Les Maliens votaient hier pour un scrutin présidentiel censé relancer l'accord de paix de 2015, alors que l'instabilité dans le pays a gagné plusieurs Etats voisins du Sahel, malgré cinq ans d'interventions militaires internationales contre les terroristes. En dépit de la mobilisation de plus de 30.000 membres des forces de sécurité, nationales et étrangères, selon le ministère de la Sécurité intérieure, des incidents ont été signalés dans le nord et le centre du pays, tandis que l'affluence semblait encore timide dans la matinée à Bamako.
Les quelque 23.000 bureaux de vote sont ouverts de 08h00 à 18h00 (locales et GMT), les premiers résultats étant attendus dans les 48 heures, les résultats officiels provisoires le 3 août au plus tard, avant un éventuel second tour le 12 août.

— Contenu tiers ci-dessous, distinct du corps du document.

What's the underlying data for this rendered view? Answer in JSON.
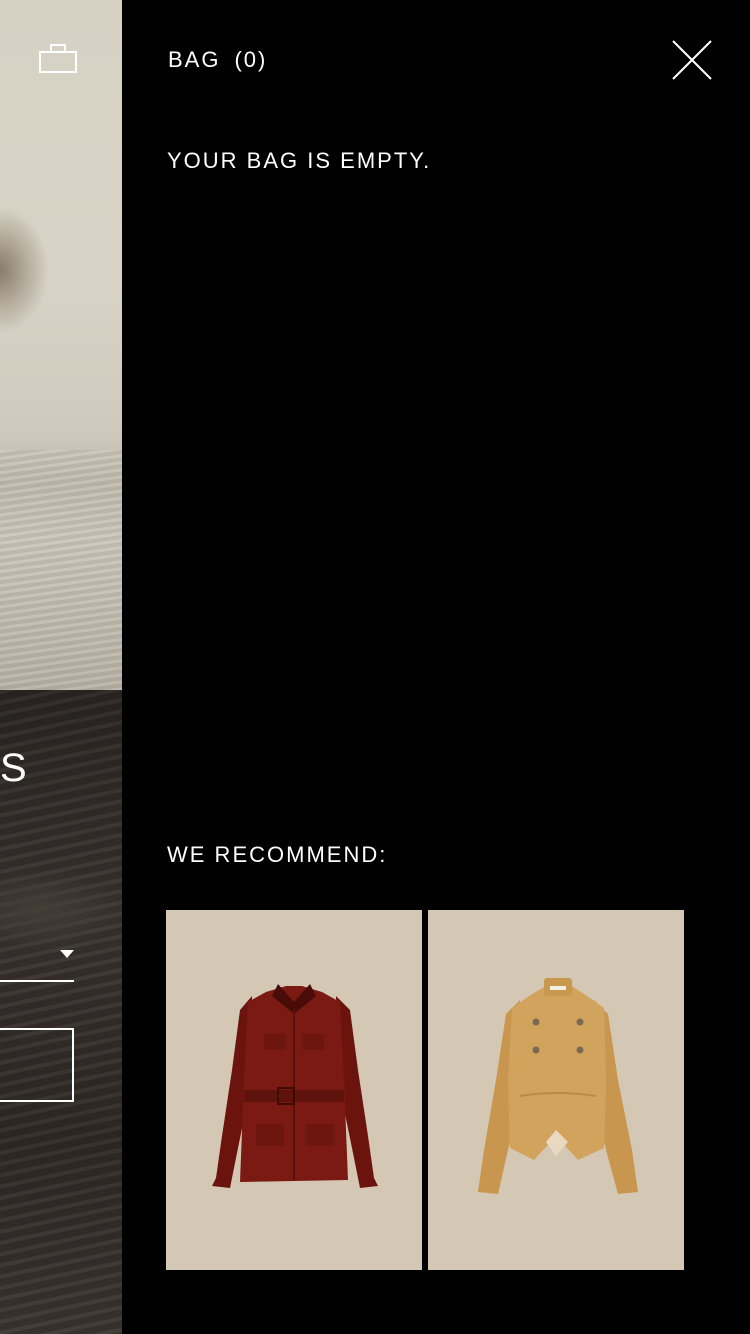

Plus de huit millions d'habitants de ce vaste pays enclavé d'Afrique de l'Ouest, comptant une vingtaine d'ethnies, doivent décider de reconduire le président Ibrahim Boubacar Keïta, 73 ans, ou élire un de ses 23 concurrents, dont le chef de l'opposition, Soumaïla Cissé, et une seule femme, Djeneba N'Diaye. La communauté internationale, présente militairement avec la force française Barkhane, qui a pris le relais de l'opération Serval lancée en 2013 contre les terroristes, et avec les Casques bleus de l'ONU, attend du vainqueur une relance de l'accord de paix signé en 2015 par le camp gouvernemental et l'ex-rébellion à dominante touareg, dont l'application accumule les retards.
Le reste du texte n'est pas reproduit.